El presidente Santos se juega la reelección en las negociaciones con la guerrilla
Ricardo Escalante, Texas
El acuerdo logrado por el gobierno del presidente Juan Manuel Santos y la guerrilla de las FARC fue recibido con beneplácito en Colombia y en el exterior, pero hay aspectos de fondo que generan dudas. ¿Se habrá sobredimensionado el poder político de un movimiento que ha asesinado a más de cien mil colombianos?
A través de cinco décadas se ha demostrado que se trata de una organización inspirada en fines de lucro, valiéndose de extorsiones, chantajes, secuestros, torturas, bombas, y otros métodos terroristas. Generaciones de colombianos han sido víctimas inocentes.
El daño infligido, al cual no escapan los países vecinos, es de proporciones incalculables. La condición narcotraficante de las FARC nunca ha estado en discusión, y también es claro que el sentimiento popular no se identifica con sus propósitos.
Se presume que el fin ulterior de las negociaciones es el abandono de las armas y la reinserción de los guerrilleros a la sociedad. ¿Será eso posible? Ojalá así fuera, aunque todo conduce a pensar que las reuniones de La Habana sólo persiguen ganar tiempo y propaganda internacional. Tal vez nuevos contactos para la obtención de nuevas armas y municiones, puesto que las FARC no están en su mejor momento militar y sus líderes fundamentales ya están muertos.
Si el gobierno de Santos lograra el abandono de las armas por parte de la narcoguerrilla, su nombre pasaría a la historia como el gran pacificador y reconciliador y, por supuesto, su reelección presidencial estaría asegurada. Tarea nada fácil.
¿A cambio de qué ocurriría la renuncia a las armas y a procedimientos crueles? Los alzados deberán lograr algo a cambio y, de entrada, ya han alcanzado el reconocimiento de beligerancia por parte de Santos, al sentarse a negociar casi de Estado a Estado. Algo riesgoso.
Está visto que los colombianos odian lo que las FARC representan y, por lo mismo, su incorporación a la vida política como partido no significará nada para ellas. Su criminal historia no será atractiva en ningún proceso electoral, por más que se vistan de corderitos. No tendrán nada que ofrecer y a nadie convencerán. Eso lo saben bien sus jefes, que no son ingenuos.

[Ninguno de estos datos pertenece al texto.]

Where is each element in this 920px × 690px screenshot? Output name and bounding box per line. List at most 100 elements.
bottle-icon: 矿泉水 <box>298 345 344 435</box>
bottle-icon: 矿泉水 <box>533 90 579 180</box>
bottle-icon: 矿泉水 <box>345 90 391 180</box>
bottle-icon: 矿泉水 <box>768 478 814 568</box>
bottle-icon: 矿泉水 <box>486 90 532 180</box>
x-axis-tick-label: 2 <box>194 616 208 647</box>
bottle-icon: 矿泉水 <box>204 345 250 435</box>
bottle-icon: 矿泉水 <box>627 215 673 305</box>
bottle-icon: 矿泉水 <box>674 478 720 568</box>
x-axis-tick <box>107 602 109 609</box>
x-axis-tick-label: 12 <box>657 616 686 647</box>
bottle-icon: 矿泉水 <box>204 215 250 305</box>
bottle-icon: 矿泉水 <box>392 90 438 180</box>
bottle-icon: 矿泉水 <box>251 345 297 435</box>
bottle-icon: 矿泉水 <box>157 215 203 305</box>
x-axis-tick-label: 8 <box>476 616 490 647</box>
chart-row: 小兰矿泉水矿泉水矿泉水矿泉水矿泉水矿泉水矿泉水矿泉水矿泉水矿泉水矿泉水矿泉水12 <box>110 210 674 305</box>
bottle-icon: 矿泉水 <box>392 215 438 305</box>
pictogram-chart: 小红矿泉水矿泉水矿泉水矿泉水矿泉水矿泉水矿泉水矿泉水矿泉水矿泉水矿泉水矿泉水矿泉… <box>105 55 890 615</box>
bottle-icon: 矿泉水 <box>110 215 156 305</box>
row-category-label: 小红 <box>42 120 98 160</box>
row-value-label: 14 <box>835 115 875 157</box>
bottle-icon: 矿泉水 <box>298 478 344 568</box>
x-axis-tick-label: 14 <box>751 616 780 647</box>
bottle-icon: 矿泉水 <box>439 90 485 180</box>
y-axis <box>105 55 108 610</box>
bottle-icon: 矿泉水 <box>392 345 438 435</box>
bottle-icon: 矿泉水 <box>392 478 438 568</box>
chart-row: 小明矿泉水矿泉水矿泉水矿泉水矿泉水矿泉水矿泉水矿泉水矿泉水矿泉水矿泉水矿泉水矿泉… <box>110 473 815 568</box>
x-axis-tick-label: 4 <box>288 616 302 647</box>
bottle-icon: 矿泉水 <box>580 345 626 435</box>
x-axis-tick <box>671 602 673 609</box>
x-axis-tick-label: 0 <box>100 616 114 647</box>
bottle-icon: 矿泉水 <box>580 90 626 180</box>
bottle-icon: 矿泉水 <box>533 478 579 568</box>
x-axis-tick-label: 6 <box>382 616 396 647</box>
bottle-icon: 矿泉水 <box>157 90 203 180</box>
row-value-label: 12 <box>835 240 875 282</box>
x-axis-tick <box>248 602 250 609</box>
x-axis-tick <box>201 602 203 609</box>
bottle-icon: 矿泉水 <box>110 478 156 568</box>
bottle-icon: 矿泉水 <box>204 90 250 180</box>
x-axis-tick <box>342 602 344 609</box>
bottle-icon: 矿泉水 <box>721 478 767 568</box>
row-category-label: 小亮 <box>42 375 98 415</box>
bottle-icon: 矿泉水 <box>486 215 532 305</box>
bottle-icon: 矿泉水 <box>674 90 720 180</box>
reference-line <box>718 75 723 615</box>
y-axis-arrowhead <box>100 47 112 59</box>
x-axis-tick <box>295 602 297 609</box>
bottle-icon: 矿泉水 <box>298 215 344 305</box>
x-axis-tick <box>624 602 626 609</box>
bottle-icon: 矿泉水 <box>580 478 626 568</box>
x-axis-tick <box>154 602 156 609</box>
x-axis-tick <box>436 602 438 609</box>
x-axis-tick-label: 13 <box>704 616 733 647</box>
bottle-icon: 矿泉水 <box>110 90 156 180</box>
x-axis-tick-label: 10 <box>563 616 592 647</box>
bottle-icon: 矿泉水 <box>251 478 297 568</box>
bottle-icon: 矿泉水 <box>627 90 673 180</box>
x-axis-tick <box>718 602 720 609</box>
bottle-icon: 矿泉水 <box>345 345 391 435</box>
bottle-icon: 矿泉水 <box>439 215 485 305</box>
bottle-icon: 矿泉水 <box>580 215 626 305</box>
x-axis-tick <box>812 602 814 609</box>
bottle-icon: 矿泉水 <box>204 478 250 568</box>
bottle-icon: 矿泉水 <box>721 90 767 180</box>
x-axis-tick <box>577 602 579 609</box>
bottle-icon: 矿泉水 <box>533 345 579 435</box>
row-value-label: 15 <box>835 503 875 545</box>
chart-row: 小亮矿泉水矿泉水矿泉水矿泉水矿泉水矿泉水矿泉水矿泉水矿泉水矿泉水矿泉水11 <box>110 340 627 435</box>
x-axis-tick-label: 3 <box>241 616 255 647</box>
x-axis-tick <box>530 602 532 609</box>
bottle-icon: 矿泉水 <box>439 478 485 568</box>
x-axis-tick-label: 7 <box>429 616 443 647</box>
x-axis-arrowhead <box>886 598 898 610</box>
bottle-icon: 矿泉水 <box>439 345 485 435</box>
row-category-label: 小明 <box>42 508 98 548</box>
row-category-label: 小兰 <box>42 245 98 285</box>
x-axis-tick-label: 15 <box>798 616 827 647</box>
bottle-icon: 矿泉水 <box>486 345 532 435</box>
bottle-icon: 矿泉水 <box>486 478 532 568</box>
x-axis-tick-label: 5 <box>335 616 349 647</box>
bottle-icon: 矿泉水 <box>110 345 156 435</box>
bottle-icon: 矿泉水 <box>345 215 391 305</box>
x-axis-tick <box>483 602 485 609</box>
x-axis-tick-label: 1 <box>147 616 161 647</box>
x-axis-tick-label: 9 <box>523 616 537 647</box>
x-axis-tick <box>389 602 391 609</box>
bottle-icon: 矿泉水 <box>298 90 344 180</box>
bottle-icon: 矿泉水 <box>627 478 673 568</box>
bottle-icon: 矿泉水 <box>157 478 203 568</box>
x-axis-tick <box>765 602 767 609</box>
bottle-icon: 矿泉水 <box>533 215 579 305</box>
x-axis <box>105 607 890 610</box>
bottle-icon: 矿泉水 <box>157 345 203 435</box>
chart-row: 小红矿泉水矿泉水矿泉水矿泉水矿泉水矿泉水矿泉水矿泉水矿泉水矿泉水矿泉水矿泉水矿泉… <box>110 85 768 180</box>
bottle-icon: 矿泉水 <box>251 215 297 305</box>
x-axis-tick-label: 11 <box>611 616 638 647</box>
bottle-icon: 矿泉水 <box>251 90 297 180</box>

El caso venezolano con la guerrilla de los años 60 y 70 fue distinto porque no hubo un proceso de negociaciones políticas, sino una rendición. Los subversivos se acogieron a la política de pacificación y algunos de ellos después tuvieron participación en partidos, en el Congreso y algunos hasta se postularon a la jefatura del Estado. Reconocieron su fracaso y reflexionaron de manera sensata.
Otra pregunta relevante es cómo un acuerdo con las FARC va a resolver el problema del campo colombiano, cuando ellos están al margen de la ley y son culpables del deterioro de las actividades agrícolas. ¿Cuántas familias campesinas han sido desplazadas? ¿Cuántas asesinadas?
Faltan aun otros puntos por resolver y las cosas no lucen fáciles. ¿Tendrá razón Alvaro Uribe al oponerse como lo hace? El problema consiste en que las palabras del expresidente vienen con una explosiva carga de rencores que lo descalifican.
Solo el tiempo dirá quién tiene la razón.